3. W Ewangelii Jezus przypomina nam, że prawdziwe nawrócenie powinno obejmować nie tylko naszą osobistą postawę wobec Boga, ale także cały rozległy obszar naszych relacji z bliźnimi. Piąte przykazanie brzmi: „Nie zabijaj”. Zawiera się w nim wezwanie do szacunku, jakim powinniśmy otaczać każde ludzkie życie. Ono jest święte, bo jest darem Boga i tylko On ma prawo nim rozporządzać. Ta prawda jest fundamentem troski o życie człowieka – każdego człowieka, od chwili jego poczęcia do naturalnej śmierci. Zdajemy sobie sprawę, jak bardzo i jak często prawo człowieka do życia jest w dzisiejszym świecie naruszane, łamane, nie tylko w stosunku do nienarodzonych, ale także w kontekście zbrojnych konfliktów, wojen i terrorystycznych zamachów.
Reklama
Ewangelia zwraca nam dzisiaj uwagę, że człowieka można również zabić, można go zranić i poważnie mu zaszkodzić złym słowem, fałszywym oskarżeniem, nieuprawnionym sądem, nieprzejednaną postawą. Jak bardzo świat naszych relacji z bliźnimi wymaga uporządkowania! Dzielimy ich na sprawiedliwych i niesprawiedliwych, na grzeszników i cnotliwych. Nie mamy prawa do dokonywania takich podziałów, bo przecież nie znamy tajemnicy ludzkiego serca. W naszej obecnej, polskiej rzeczywistości, dzielimy ludzi ze względu na przynależność partyjną, tak jakby ona była najważniejsza. Nie dajmy się wciągnąć na taką orbitę uprzedzeń i niechęci. Nie dzielmy też bliźnich na „swoich” i na „obcych”, bo w ten sposób tracimy okazję, by sobie nawzajem i bezinteresownie pomagać, by w nas i wokół nas budować solidarny świat, w którym miłosierdzie nie jest abstrakcyjnym pojęciem, zarezerwowanym dla wybranych, ale głębokim rysem naszej chrześcijańskiej postawy. Dobry Samarytanin nie znał człowieka leżącego przy drodze i zranionego przez zbójców. Choć sam był obcokrajowcem, okazał mu miłosierdzie i w ten sposób stał się jego prawdziwym bliźnim.

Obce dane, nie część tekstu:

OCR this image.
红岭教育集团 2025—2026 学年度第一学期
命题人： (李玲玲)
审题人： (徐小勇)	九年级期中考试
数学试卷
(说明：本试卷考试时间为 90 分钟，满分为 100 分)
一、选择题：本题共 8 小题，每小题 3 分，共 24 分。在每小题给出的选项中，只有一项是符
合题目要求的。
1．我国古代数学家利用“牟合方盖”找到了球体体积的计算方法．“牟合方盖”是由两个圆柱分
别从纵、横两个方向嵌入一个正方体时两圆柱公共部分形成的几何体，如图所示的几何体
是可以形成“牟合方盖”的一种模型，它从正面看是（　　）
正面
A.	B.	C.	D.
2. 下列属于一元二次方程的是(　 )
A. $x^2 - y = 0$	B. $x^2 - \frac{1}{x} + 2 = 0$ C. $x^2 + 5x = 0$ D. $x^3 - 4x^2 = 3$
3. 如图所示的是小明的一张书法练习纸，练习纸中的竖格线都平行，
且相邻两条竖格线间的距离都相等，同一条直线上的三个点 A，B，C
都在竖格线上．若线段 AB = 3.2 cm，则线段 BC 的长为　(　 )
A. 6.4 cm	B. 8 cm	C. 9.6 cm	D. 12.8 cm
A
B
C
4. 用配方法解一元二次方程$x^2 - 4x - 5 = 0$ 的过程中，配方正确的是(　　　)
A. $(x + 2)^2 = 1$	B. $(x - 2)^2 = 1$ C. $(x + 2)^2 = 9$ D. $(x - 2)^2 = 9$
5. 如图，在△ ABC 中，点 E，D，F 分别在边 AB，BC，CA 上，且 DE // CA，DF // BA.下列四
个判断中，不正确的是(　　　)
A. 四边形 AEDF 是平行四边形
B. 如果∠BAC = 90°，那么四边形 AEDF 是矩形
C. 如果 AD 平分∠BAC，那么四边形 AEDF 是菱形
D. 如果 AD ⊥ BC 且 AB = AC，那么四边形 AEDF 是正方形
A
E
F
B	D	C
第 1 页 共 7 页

4. Słowo Boże zachęca nas dzisiaj do przejrzystości i do spójności naszej postawy wobec Boga i wobec bliźnich. Pojednanie z Bogiem i hojność serca wobec Pana zakłada również pojednanie z drugim człowiekiem. Jezus mówi o tym wyraźnie w dzisiejszej Ewangelii, stanowiącej fragment Jego Kazania na Górze, a więc programowego przemówienia wygłoszonego na początku publicznej działalności: „Jeśli więc przyniesiesz dar swój przed ołtarz i tam wspomnisz, że brat twój ma coś przeciw tobie, zostaw tam dar swój przed ołtarzem, a najpierw idź i pojednaj się z bratem swoim! Potem przyjdź i dar swój ofiaruj! (Mt 5, 23-24).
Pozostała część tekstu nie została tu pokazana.